SCHEDULE: NOV 16-21, 2014

High Performance Data Analytics: Experiences Porting the Apache Hama Graph Analytics Framework to an HPC Infiniband Connected Cluster

SESSION: Software for HPC

EVENT TYPE: Exhibitor Forums

TIME: 2:30PM - 3:00PM

SESSION CHAIR: Paul Domagala

Presenter(s):William Leinberger



Open source analytic frameworks provide access to Big Data in a productive and fault resilient way on scale-out commodity hardware systems. The objectives of High Performance Data Analytic systems are to maintain the framework productivity and improve performance for the data analyst.

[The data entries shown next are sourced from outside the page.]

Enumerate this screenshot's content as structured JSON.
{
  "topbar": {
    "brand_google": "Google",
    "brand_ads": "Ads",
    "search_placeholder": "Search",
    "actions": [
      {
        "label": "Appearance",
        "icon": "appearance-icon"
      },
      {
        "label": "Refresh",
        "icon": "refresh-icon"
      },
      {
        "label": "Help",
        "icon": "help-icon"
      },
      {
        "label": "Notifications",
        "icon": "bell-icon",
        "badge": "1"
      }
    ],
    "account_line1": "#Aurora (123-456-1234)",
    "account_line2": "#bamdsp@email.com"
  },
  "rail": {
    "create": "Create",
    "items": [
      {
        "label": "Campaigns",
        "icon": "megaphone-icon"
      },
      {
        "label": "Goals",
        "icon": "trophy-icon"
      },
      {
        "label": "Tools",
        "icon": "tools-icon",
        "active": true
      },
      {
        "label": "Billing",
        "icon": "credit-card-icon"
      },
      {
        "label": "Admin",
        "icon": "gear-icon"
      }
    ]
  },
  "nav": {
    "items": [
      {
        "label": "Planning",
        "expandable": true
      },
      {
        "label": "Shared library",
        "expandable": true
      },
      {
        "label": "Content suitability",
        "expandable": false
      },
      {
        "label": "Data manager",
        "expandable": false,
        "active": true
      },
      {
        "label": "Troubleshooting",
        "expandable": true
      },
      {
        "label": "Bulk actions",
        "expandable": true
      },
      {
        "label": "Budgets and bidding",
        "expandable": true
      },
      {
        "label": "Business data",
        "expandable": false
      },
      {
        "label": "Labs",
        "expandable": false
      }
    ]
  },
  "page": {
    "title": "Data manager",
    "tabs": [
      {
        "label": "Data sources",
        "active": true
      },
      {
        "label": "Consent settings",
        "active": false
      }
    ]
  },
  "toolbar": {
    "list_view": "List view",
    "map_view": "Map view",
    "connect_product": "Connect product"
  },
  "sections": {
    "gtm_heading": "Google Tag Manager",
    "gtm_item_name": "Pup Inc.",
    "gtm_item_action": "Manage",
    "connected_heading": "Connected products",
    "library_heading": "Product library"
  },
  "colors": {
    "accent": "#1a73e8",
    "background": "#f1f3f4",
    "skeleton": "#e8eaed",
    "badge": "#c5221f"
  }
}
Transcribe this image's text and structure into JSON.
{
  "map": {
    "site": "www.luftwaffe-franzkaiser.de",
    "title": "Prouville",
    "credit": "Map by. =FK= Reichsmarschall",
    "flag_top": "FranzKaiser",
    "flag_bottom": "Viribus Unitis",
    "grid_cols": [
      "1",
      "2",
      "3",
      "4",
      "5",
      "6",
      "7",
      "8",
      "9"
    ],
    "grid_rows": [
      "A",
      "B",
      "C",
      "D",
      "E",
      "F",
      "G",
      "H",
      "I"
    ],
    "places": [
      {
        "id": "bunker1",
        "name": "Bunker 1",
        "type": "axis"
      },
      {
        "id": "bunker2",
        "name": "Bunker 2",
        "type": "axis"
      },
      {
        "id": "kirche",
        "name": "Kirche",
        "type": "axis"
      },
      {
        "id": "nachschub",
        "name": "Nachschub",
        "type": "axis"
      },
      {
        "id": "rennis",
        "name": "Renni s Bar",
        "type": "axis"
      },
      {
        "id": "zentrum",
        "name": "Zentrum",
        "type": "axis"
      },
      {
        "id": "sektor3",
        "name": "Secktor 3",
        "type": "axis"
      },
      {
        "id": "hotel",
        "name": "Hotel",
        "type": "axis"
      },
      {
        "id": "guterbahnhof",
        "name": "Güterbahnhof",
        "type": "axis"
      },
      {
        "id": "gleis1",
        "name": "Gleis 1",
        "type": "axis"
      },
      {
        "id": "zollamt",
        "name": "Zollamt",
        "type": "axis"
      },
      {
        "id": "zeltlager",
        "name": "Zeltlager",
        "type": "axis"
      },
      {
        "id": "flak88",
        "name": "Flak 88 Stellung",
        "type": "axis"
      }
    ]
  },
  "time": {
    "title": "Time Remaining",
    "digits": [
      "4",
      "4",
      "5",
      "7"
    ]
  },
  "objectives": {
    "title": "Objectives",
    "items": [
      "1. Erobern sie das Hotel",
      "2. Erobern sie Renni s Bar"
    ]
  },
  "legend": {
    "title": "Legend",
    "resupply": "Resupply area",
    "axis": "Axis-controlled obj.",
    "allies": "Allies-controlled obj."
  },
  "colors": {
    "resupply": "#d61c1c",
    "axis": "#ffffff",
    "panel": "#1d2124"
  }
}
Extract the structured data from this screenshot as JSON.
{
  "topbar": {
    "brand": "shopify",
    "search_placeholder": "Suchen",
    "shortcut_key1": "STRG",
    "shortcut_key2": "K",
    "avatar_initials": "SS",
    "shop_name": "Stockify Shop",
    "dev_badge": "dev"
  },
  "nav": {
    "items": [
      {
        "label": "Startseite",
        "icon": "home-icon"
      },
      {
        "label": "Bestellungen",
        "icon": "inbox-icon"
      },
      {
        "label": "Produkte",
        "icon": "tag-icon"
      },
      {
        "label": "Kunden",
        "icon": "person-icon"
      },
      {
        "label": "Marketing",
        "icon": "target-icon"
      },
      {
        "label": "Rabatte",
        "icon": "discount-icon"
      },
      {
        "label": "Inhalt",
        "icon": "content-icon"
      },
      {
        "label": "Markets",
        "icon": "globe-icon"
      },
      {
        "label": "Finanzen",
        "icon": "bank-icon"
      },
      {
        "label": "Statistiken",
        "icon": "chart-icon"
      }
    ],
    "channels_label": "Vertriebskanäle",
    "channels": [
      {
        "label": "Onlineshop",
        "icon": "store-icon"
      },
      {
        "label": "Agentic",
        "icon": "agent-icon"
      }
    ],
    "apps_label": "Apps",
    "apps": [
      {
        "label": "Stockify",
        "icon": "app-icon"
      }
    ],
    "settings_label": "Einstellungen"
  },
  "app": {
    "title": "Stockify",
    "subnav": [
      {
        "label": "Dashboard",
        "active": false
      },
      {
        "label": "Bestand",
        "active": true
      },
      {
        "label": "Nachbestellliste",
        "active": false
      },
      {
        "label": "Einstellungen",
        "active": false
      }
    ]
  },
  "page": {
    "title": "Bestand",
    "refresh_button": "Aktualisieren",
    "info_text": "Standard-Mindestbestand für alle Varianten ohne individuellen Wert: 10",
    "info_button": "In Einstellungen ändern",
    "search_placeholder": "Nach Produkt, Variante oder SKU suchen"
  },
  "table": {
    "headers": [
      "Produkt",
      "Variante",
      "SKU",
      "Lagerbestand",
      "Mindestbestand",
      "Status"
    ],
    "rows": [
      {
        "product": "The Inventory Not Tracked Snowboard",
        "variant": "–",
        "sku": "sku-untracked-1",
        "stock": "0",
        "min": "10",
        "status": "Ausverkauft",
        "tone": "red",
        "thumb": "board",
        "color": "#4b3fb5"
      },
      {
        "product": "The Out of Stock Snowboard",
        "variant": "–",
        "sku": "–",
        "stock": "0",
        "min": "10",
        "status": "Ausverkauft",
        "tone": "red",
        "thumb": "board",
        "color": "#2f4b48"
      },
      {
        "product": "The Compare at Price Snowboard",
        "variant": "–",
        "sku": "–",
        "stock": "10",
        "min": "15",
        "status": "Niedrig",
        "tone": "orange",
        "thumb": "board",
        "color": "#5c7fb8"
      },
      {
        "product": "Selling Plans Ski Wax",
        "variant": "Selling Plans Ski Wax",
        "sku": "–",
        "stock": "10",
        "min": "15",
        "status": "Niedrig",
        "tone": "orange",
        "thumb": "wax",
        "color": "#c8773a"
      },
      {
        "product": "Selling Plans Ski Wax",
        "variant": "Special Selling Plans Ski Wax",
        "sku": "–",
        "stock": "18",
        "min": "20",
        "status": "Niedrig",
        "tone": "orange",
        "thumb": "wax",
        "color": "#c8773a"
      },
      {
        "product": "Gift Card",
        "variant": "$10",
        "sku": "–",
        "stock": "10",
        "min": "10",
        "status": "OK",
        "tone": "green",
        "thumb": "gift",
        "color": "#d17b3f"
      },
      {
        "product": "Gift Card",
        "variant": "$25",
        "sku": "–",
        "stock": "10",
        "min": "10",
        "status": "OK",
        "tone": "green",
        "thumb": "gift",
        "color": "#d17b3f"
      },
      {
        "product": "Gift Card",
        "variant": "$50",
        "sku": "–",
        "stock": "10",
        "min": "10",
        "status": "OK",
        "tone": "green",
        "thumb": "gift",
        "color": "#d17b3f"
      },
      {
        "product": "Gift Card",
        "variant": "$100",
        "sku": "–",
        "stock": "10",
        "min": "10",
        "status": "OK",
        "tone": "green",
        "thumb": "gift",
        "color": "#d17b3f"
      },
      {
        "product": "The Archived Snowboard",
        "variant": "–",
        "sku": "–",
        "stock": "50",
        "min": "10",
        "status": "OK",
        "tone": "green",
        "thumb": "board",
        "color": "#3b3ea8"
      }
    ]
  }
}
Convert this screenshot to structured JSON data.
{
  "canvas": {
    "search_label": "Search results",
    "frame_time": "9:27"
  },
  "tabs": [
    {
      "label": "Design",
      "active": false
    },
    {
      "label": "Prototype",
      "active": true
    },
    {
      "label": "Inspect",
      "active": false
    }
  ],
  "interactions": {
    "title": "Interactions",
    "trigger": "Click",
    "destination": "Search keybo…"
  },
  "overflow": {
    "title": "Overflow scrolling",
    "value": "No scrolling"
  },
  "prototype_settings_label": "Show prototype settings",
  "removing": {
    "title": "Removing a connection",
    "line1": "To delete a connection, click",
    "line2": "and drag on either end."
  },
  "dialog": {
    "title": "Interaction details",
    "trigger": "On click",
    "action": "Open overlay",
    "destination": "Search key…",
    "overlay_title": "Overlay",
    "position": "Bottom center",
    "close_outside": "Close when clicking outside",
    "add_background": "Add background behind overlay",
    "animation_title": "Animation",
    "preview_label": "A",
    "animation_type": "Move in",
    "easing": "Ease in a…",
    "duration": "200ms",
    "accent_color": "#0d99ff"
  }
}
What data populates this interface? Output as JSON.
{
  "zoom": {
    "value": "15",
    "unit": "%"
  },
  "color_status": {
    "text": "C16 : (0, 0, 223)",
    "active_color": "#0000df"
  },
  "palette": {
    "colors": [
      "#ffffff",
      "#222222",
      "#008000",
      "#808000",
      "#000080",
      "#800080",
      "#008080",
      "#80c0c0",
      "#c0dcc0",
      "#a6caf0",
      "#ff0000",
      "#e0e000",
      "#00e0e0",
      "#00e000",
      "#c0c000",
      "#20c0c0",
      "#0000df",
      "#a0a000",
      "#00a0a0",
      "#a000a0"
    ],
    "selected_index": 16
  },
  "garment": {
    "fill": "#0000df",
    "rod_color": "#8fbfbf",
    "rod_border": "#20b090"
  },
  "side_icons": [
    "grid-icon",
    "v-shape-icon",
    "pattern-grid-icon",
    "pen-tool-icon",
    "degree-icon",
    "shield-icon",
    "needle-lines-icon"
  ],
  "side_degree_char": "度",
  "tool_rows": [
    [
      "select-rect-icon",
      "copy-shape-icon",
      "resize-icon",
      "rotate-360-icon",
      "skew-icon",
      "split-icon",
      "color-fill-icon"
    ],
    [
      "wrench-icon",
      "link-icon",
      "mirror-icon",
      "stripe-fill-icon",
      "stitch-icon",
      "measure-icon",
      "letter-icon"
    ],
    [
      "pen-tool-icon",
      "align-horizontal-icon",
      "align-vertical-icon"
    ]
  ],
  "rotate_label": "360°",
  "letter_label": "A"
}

In order to achieve the performance available from High Performance Computing (HPC) technology, a framework must be recast from the distributed programming model common in the open source world to the parallel programming model used successfully in the HPC world by surgical replacement of key framework functions that leverage the strengths of HPC systems. We demonstrate this by porting the Apache Hama graph analytic framework to an HPC Infiniband Cluster. By replacing the distributed barrier class in the framework with a parallel HPC variant (prototyped in MPI), we achieved a performance increase of 37% on a real-world Community Detection application applied to a synthetic community rich graph.

Chair/Presenter Details:

Paul Domagala (Chair) - Argonne National Laboratory

William Leinberger - General Dynamics